A decapitated body daubed with Arabic writing was found at a US-owned factory in southeast France yesterday after an assailant rammed a delivery van into gas containers at the site, triggering an explosion.

A source close to the investigation said the victim was the boss of the suspect, a delivery man. The two had gone to the company to make a delivery but the assailant killed and beheaded his 50-year-old manager before entering the secured site in the vehicle.

The attacker was injured in the blast and arrested on the site. His wife was later taken into custody and authorities were questioning at least one other suspected accomplice. Speaking from a European Union summit in Brussels, French President Francois Hollande described it as a terrorist attack and said all measures would be taken to stop any future strikes on a country still reeling from Islamist assaults in January.

Referring to a separate gun attack at a hotel in Tunisia which killed 37 people and a suicide attack in Kuwait that killed 25, Hollande called for nations to work together to combat security threats.

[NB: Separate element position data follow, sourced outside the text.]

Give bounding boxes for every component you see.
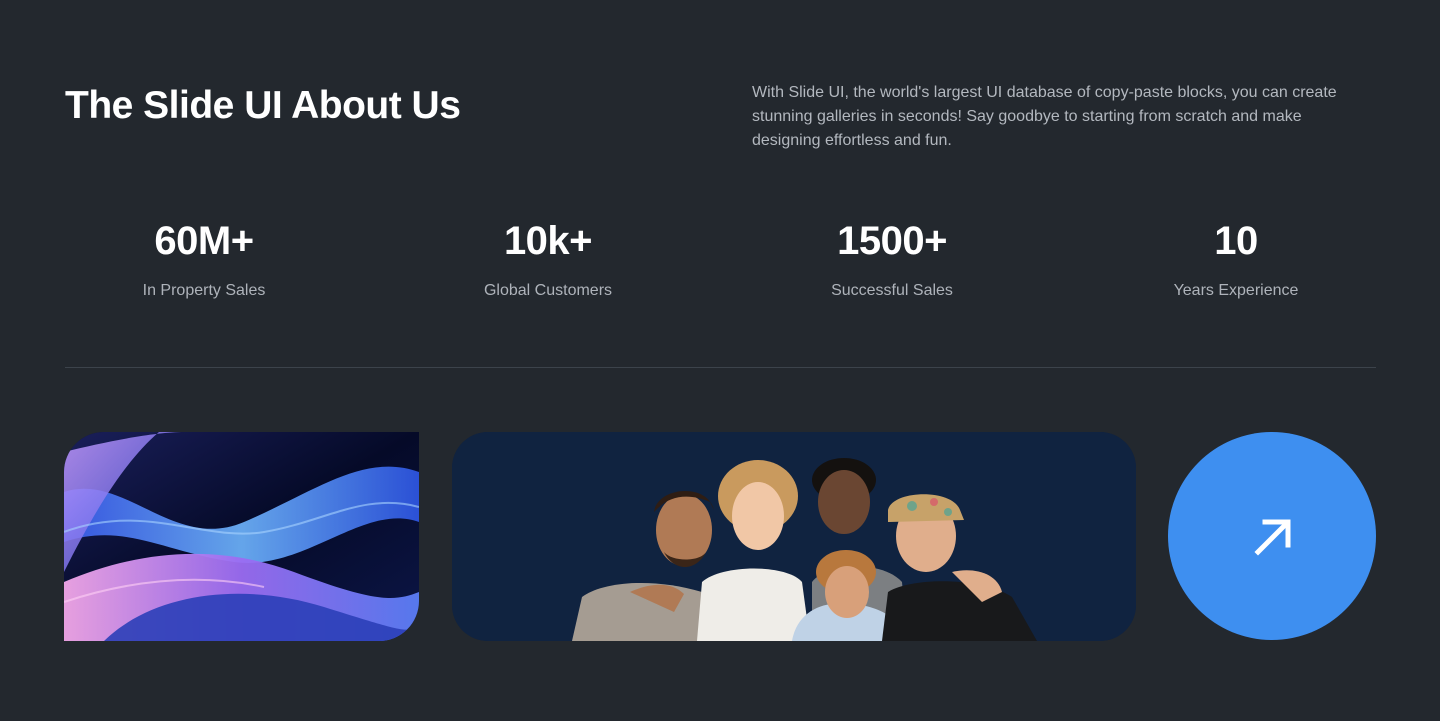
- stat-label: Global Customers: [483, 282, 613, 299]
- stat-value: 1500+: [837, 219, 947, 263]
- stat-global-customers: 10k+ Global Customers: [376, 215, 720, 301]
- stat-label: Years Experience: [1173, 282, 1299, 299]
- section-description: With Slide UI, the world's largest UI da…: [752, 84, 1337, 149]
- arrow-up-right-icon: [1254, 519, 1291, 556]
- stat-successful-sales: 1500+ Successful Sales: [720, 215, 1064, 301]
- section-title: The Slide UI About Us: [65, 84, 461, 127]
- section-divider: [65, 367, 1376, 368]
- abstract-waves-artwork: [64, 432, 419, 641]
- stat-label: Successful Sales: [831, 282, 953, 299]
- stat-value: 10: [1214, 219, 1258, 263]
- stats-row: 60M+ In Property Sales 10k+ Global Custo…: [32, 215, 1408, 315]
- stat-value: 60M+: [154, 219, 254, 263]
- stat-value: 10k+: [503, 219, 593, 263]
- team-photo: [452, 432, 1136, 641]
- team-photo-artwork: [452, 432, 1136, 641]
- explore-arrow-button[interactable]: [1168, 432, 1376, 640]
- about-section: The Slide UI About Us With Slide UI, the…: [0, 0, 1440, 721]
- stat-label: In Property Sales: [142, 282, 266, 299]
- stat-property-sales: 60M+ In Property Sales: [32, 215, 376, 301]
- abstract-waves-image: [64, 432, 419, 641]
- stat-years-experience: 10 Years Experience: [1064, 215, 1408, 301]
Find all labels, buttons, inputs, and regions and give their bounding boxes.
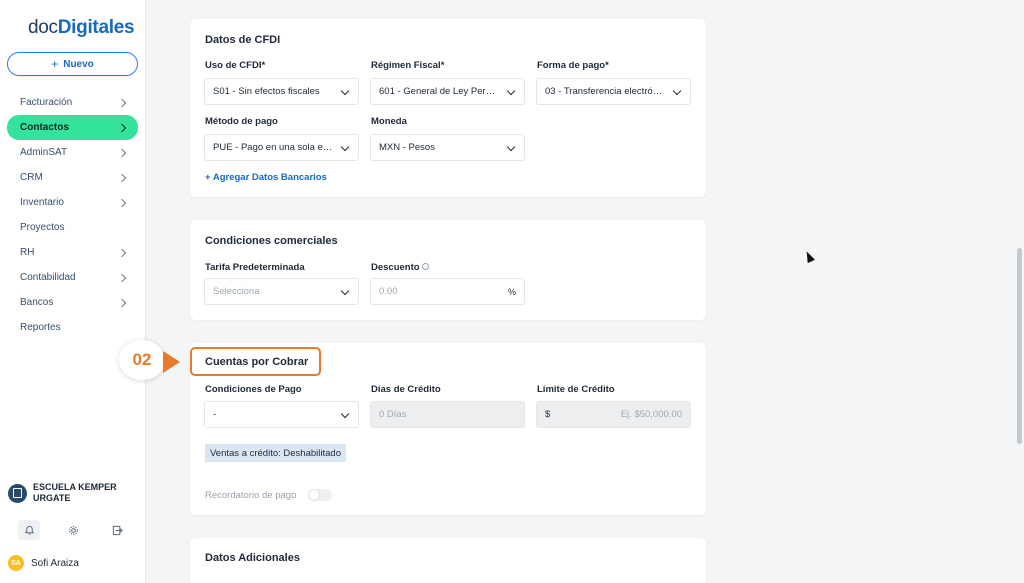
chevron-down-icon [340,86,350,96]
condiciones-pago-select[interactable]: - [204,401,359,428]
uso-cfdi-label: Uso de CFDI* [205,60,266,71]
chevron-right-icon [117,273,127,282]
sidebar-item-reportes[interactable]: Reportes [7,315,138,340]
card-title: Datos Adicionales [205,552,300,564]
building-icon [8,483,27,503]
additional-data-card: Datos Adicionales [190,538,706,583]
reminder-toggle[interactable] [308,489,332,501]
uso-cfdi-select[interactable]: S01 - Sin efectos fiscales [204,78,359,105]
chevron-down-icon [672,86,682,96]
step-badge: 02 [119,340,165,380]
card-title: Condiciones comerciales [205,235,338,247]
organization-switcher[interactable]: ESCUELA KEMPER URGATE [8,482,133,504]
descuento-input[interactable]: 0.00% [370,278,525,305]
sidebar-item-contactos[interactable]: Contactos [7,115,138,140]
organization-name: ESCUELA KEMPER URGATE [33,482,117,503]
reminder-label: Recordatorio de pago [205,490,297,501]
forma-pago-select[interactable]: 03 - Transferencia electrónica de fondos [536,78,691,105]
sidebar-item-contabilidad[interactable]: Contabilidad [7,265,138,290]
sidebar-item-facturacion[interactable]: Facturación [7,90,138,115]
limite-credito-input[interactable]: $ Ej. $50,000.00 [536,401,691,428]
chevron-right-icon [117,123,127,132]
currency-prefix: $ [545,409,551,420]
sidebar-item-adminsat[interactable]: AdminSAT [7,140,138,165]
sidebar-item-rh[interactable]: RH [7,240,138,265]
tarifa-select[interactable]: Selecciona [204,278,359,305]
regimen-fiscal-select[interactable]: 601 - General de Ley Personas Morales [370,78,525,105]
percent-suffix: % [507,286,516,297]
forma-pago-label: Forma de pago* [537,60,609,71]
info-icon[interactable] [422,263,430,270]
sidebar-tools [18,520,128,540]
tarifa-label: Tarifa Predeterminada [205,262,305,273]
dias-credito-label: Días de Crédito [371,384,441,395]
condiciones-pago-label: Condiciones de Pago [205,384,302,395]
cfdi-card: Datos de CFDI Uso de CFDI* S01 - Sin efe… [190,19,706,197]
chevron-right-icon [117,298,127,307]
chevron-down-icon [340,286,350,296]
chevron-right-icon [117,173,127,182]
sidebar-item-proyectos[interactable]: Proyectos [7,215,138,240]
card-title: Datos de CFDI [205,34,281,46]
sidebar-item-inventario[interactable]: Inventario [7,190,138,215]
new-button[interactable]: + Nuevo [7,52,138,76]
descuento-label: Descuento [371,262,430,273]
plus-icon: + [51,57,59,71]
logout-icon[interactable] [106,520,128,540]
chevron-down-icon [340,409,350,419]
step-arrow-icon [163,351,180,373]
regimen-fiscal-label: Régimen Fiscal* [371,60,445,71]
metodo-pago-label: Método de pago [205,116,278,127]
avatar: SA [8,555,24,571]
bell-icon[interactable] [18,520,40,540]
chevron-right-icon [117,98,127,107]
chevron-down-icon [340,142,350,152]
scrollbar[interactable] [1017,248,1022,444]
mouse-cursor-icon [803,249,815,264]
chevron-down-icon [506,142,516,152]
commercial-conditions-card: Condiciones comerciales Tarifa Predeterm… [190,220,706,320]
sidebar: docDigitales + Nuevo Facturación Contact… [0,0,146,583]
chevron-right-icon [117,248,127,257]
dias-credito-input[interactable]: 0 Días [370,401,525,428]
credit-status-badge: Ventas a crédito: Deshabilitado [205,444,346,462]
limite-credito-label: Límite de Crédito [537,384,615,395]
sidebar-item-crm[interactable]: CRM [7,165,138,190]
app-logo[interactable]: docDigitales [28,17,135,39]
chevron-right-icon [117,198,127,207]
metodo-pago-select[interactable]: PUE - Pago en una sola exhibición [204,134,359,161]
sidebar-nav: Facturación Contactos AdminSAT CRM Inven… [7,90,138,340]
moneda-label: Moneda [371,116,407,127]
moneda-select[interactable]: MXN - Pesos [370,134,525,161]
chevron-down-icon [506,86,516,96]
user-name: Sofi Araiza [31,557,79,569]
user-profile[interactable]: SA Sofi Araiza [8,555,79,571]
add-bank-data-link[interactable]: + Agregar Datos Bancarios [205,172,327,183]
gear-icon[interactable] [62,520,84,540]
step-highlight-box [190,347,321,376]
chevron-right-icon [117,148,127,157]
sidebar-item-bancos[interactable]: Bancos [7,290,138,315]
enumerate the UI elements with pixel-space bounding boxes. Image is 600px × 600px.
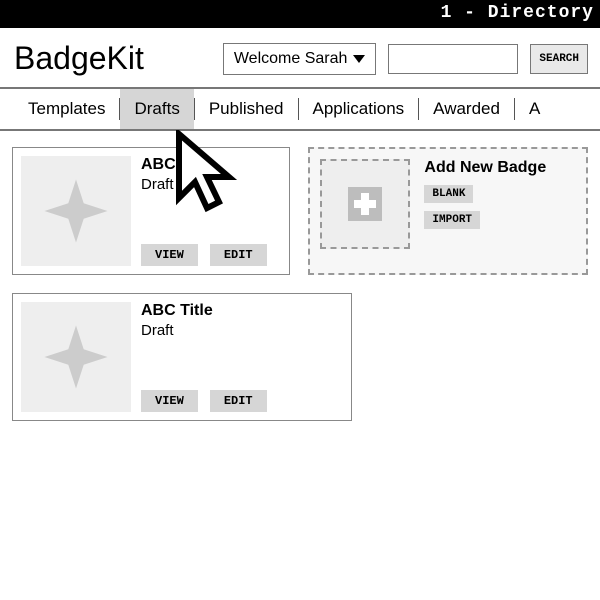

Terrorism is our common enemy

“There is no other link other than to say that terrorism is our common enemy,” he told reporters on his return to Paris.

Interior Minister Bernard Cazeneuve named the suspect as Yassin Sahli. He said Sahli did not have a criminal record but had been under surveillance from 2006 to 2008 on suspicion of having become radicalised by Islamist associates.

The attack happened at an industrial zone near Saint-Quentin Fallavier to the south of Lyon.

Sources close to the investigation said Sahli was a 35-year-old professional driver who lived in the Lyon suburbs.

Europe 1 radio interviewed a woman they identified as his wife.

“In the morning he left for work and didn’t come home between noon and 2:00, I was waiting for him,” she told Europe 1 radio, saying she and her family of three children lived normal lives as Muslims. “My heart is about to give out.”

French BFMTV television filming outside Sahli’s apartment showed pictures of police leading out a woman, her head covered by a blanket, into a waiting car.